Men with a negative prostate MRI followed by a negative systematic prostate biopsy have a low overall long-term risk for high-grade prostate cancer, according to study findings presented at the 22nd annual meeting of the Society of Urologic Oncology.
The retrospective study included 84 men with a negative MRI. On their first standard transrectal 12-core systemic biopsy following MRI, 62 patients (74%) had no cancer detected and 11 (13%) were diagnosed with high-grade prostate cancer, Grant M. Henning, MD, of Washington University School of Medicine in St. Louis, Missouri, and colleagues reported in a poster presentation. The investigators defined high-grade prostate cancer as Gleason grade 7 or higher on biopsy.
The 62 patients with negative findings were monitored for a median of 71.2 months, with 51.2% of patients having at least 5 years of available follow-up data. During the follow-up period, 7 patients (11.3%) were diagnosed with high-grade prostate cancer but none were diagnosed within 3 years ofthe negative MRI and negative biopsy.
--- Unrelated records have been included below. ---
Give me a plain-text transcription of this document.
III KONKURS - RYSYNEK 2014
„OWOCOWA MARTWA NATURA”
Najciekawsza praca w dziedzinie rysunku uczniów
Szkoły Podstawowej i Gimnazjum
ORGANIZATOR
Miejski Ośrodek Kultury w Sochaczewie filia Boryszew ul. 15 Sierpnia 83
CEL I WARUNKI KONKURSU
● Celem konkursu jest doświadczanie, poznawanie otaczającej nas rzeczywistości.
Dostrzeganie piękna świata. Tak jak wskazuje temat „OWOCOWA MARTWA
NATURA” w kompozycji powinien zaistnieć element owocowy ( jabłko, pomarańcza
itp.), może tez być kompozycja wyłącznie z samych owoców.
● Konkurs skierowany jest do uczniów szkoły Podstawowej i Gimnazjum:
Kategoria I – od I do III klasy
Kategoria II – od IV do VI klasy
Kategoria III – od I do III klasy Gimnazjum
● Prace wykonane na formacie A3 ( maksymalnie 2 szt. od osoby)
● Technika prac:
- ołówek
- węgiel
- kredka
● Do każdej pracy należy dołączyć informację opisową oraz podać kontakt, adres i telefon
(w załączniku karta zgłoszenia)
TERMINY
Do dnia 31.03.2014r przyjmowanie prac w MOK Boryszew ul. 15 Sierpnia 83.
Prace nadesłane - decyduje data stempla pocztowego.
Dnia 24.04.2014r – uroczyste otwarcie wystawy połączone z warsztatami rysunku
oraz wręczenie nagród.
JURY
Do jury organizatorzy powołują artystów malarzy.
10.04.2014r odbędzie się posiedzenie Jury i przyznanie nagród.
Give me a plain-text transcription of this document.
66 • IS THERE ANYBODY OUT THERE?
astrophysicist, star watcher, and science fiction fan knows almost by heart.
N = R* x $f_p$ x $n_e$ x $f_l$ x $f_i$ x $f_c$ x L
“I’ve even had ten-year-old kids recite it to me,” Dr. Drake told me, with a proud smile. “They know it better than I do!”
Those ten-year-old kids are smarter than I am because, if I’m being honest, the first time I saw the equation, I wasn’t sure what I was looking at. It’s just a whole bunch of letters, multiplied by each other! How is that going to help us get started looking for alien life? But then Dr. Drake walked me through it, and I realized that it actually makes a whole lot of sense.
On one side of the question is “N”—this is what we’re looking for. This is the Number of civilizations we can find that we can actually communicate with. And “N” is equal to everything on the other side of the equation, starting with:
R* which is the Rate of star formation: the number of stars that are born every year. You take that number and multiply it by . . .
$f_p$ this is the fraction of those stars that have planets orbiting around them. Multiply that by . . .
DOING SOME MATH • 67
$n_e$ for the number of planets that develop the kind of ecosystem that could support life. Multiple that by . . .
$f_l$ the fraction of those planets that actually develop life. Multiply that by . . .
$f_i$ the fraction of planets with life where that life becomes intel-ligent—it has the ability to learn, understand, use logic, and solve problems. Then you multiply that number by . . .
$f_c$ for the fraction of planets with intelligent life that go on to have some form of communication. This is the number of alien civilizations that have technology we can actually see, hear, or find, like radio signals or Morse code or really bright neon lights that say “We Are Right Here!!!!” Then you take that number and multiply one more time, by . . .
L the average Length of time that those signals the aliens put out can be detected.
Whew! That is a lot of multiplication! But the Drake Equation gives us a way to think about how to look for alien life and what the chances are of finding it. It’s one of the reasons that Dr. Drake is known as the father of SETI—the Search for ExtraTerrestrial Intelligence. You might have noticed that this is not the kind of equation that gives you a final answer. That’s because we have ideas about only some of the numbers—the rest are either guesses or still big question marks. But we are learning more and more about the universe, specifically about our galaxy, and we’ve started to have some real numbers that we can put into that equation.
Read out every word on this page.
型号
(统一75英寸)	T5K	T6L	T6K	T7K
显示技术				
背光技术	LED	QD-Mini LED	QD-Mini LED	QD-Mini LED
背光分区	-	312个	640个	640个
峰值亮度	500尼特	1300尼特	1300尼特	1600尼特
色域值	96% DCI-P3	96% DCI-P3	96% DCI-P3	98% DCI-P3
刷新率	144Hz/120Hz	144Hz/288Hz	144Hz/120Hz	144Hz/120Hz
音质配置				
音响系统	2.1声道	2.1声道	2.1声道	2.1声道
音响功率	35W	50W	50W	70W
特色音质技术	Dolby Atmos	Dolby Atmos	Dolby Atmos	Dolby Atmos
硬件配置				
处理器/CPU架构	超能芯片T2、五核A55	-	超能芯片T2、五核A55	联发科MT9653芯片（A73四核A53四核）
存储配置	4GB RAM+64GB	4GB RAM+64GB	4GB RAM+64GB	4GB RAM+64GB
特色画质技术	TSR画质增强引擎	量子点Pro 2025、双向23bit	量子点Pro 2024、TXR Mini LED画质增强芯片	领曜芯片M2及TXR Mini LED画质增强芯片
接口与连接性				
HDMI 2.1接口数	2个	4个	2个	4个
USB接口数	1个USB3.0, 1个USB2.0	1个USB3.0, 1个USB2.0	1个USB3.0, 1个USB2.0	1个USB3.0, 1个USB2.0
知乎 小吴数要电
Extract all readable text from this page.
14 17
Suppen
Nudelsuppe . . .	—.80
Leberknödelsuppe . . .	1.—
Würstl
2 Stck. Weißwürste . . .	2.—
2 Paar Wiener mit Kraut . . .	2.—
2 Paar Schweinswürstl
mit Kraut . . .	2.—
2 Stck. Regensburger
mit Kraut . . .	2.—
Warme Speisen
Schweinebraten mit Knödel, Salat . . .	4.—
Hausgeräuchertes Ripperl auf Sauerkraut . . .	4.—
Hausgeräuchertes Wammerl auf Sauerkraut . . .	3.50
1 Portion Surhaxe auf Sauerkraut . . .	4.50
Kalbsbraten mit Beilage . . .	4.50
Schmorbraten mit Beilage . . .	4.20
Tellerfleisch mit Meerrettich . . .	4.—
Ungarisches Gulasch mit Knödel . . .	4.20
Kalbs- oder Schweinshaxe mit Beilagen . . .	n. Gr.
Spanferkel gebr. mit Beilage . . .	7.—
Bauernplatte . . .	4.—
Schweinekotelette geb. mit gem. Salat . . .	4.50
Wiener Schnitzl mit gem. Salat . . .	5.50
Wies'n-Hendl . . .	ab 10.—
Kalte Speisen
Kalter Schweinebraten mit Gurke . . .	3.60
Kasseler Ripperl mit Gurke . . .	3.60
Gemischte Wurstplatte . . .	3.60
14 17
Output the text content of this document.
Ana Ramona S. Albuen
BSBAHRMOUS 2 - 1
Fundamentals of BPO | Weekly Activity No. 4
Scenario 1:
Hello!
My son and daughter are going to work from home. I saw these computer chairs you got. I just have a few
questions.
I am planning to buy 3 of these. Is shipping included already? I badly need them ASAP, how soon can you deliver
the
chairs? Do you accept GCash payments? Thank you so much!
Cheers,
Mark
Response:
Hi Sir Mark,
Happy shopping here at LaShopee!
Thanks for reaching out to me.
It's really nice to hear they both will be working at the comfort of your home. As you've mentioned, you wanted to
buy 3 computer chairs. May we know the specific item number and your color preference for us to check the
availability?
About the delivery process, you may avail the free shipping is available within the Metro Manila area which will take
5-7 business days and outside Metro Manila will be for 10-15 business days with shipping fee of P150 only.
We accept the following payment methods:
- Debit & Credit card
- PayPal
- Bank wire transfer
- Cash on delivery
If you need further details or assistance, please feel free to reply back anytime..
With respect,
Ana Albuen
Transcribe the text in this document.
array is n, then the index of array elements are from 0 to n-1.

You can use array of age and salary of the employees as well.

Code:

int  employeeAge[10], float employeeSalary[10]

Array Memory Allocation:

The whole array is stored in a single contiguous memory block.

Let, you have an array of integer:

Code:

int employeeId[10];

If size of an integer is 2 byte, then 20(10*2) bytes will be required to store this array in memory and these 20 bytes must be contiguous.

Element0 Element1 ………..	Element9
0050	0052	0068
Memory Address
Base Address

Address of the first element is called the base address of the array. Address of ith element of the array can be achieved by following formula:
“We proposed that patients with persistent clinical concern for [prostate cancer] be reassessed at 3 years following negative MRI and negative systematic biopsy,” the investigators concluded.
PSA levels following the negative MRI were 6.2 and 9.9 ng/mL for patients later found to have a negative biopsy and positive biopsy, respectively, but the difference was not significant.
Henning GM, Vetter JM, Shiang A, Barashi NS, Andriole GL, Kim EH. Long-term risk of high-grade prostate cancer following negative MRI and negative systematic biopsy. Presented at the 22nd annual meeting of the Society of Urologic Oncology, December 1-3, 2021. Poster 147.